The company announced results of analysis of the well, called BR-X4Z, in a statement this morning. It said the thickness of the Kimmeridge limestone reservoir was similar to the thickness reported at the exploratory oil well at Horse Hill, near Gatwick Airport, eight miles to the south.
“Based on the evidence so far, Angus has confidence that the well will be similar to Horse Hill and perhaps given that the reservoir is potentially much thicker in zones not previously tested the results could be even better.”
The company said it was ready to install new production facilities for the Brockham well and to prepare for production as soon as it had approval from the Oil and Gas Authority.
“Targeted completion for production is in spring/summer 2017.”
The statement continued:
“Our professional team will shortly be meeting Surrey County Council to discuss the position in relation to the sidetrack and also to agree what further planning permissions are necessary in order to regularise the existing site cabins, fencing and associated structures.”
Surrey County Council has consistently told DrillOrDrop that the recent work at Brockham was a workover operation that was covered by a planning permission granted in 2007. The council said Angus did not have permission for horizontal or vertical drilling.
But the statement from Angus said the BR-X4Z sidetrack was drilled to 1,391m to evaluate the Portland, Corallian and Kimmeridge formations at Brockham. The sidetrack is marked on a map (see above) published by the OGA, with a spud date of 20 January 2017.
Paul Tresto, a DrillOrDrop reader and regular contributor, had this explanation for the apparent contradiction (see full comment below):
“They [Angus] used an existing wellbore and sidetrack drilled by BP in 1987, cleaned it out, isolated the sidetrack, logged the wellbore and ran and cemented production casing. The well was required to be renamed.”
According to Angus, the gross thickness of the Kimmeridge formation in Br-X4Z is 385m.
It said the company had used the Weatherford Ultra Wave Acoustic borehole imaging tool – the first time this had been deployed in Europe.

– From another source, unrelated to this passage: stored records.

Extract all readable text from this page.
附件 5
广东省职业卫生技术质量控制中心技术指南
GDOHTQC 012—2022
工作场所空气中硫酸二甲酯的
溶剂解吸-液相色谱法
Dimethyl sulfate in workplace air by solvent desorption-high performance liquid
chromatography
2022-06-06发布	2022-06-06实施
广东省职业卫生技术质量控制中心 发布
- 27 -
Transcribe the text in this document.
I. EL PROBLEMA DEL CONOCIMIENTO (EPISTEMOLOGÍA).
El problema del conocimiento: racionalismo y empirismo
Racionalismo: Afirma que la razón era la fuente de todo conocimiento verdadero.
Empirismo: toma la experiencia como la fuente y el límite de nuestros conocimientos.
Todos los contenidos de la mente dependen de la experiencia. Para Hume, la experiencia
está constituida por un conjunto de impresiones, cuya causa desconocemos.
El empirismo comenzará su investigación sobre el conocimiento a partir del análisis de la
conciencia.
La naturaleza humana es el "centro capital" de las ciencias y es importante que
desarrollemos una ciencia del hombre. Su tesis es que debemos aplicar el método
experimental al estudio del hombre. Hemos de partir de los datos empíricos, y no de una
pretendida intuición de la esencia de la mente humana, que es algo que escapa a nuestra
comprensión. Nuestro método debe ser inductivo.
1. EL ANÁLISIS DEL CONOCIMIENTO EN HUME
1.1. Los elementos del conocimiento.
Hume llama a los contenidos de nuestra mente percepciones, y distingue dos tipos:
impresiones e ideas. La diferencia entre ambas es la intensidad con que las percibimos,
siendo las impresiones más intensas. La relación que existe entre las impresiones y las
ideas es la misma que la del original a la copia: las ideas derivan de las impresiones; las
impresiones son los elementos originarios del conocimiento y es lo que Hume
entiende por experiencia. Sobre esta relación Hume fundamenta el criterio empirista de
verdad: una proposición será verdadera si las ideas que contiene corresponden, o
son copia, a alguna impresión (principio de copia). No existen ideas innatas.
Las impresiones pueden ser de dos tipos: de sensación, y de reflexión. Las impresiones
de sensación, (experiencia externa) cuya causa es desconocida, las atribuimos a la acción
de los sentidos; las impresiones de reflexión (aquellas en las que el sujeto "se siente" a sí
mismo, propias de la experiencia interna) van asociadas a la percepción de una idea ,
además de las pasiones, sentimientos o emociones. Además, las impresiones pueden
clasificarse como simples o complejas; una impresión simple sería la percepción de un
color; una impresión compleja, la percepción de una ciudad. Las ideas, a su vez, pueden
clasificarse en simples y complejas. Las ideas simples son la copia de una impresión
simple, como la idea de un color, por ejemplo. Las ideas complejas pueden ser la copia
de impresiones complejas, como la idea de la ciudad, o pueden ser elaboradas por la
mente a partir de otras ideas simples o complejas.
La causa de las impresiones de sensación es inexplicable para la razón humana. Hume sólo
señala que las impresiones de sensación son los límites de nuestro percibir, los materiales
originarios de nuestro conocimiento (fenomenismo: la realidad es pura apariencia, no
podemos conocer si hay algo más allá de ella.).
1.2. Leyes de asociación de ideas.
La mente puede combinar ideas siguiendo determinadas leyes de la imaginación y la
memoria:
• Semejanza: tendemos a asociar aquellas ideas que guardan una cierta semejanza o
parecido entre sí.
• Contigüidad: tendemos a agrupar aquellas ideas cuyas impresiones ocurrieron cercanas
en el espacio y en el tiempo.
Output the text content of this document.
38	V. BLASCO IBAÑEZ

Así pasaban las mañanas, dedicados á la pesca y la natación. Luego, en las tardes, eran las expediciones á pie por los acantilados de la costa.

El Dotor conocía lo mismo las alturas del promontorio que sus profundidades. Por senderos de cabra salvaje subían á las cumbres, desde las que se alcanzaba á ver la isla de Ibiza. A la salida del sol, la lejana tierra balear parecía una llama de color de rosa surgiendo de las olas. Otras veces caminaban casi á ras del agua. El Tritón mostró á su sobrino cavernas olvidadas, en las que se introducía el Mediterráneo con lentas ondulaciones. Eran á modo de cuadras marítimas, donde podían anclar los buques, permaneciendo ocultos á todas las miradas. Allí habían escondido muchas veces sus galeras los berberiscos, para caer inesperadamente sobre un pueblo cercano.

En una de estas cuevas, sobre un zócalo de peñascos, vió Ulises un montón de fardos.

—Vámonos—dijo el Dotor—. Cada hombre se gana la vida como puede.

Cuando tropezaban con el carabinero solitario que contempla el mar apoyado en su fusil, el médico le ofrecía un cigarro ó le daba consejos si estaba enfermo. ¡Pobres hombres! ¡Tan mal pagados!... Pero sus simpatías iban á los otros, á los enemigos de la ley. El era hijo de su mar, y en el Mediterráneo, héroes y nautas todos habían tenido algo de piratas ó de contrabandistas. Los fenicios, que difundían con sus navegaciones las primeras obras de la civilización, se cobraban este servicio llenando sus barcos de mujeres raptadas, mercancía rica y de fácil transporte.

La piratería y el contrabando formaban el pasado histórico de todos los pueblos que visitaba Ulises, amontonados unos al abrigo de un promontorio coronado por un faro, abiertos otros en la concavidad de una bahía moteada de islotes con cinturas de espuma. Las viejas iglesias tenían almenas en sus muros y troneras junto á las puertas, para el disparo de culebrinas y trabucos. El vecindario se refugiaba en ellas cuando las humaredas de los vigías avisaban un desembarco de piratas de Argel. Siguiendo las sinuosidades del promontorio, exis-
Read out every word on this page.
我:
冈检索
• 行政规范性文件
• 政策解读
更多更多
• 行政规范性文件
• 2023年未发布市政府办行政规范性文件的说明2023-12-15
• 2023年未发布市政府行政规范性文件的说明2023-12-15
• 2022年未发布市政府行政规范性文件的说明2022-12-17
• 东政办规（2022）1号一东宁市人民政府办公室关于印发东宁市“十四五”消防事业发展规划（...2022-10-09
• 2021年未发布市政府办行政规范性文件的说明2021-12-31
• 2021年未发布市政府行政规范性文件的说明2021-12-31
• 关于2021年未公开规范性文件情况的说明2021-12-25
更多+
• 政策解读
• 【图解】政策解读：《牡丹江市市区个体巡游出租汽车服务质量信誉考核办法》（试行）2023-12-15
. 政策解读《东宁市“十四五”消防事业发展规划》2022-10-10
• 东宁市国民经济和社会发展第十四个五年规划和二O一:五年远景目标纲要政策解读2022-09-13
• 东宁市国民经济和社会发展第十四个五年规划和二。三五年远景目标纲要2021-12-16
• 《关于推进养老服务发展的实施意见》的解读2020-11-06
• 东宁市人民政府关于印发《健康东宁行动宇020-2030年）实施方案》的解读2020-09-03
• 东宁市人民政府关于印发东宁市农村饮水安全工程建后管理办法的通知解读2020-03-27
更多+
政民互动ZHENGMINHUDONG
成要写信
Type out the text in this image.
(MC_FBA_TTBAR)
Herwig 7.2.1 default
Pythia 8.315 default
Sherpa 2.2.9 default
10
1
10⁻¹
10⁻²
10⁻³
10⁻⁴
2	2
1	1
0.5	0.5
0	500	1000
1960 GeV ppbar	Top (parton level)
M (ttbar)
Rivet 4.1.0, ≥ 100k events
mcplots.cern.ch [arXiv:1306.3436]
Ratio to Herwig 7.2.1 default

The statement said this confirmed evidence of natural fractures in two main limestone intervals, previously tested at Horse Hill.
The tool also confirmed what Angus described as “abundant natural fractures” in sections of interbedded shales and limestones between and below the two main limestones.
The statement added that Br-X4Z had observed oil shows in the Portland and Corallian formations and the company was “confident of additional production from the Portland”.
The Angus Energy share price closed down slightly on the day at 12.25p.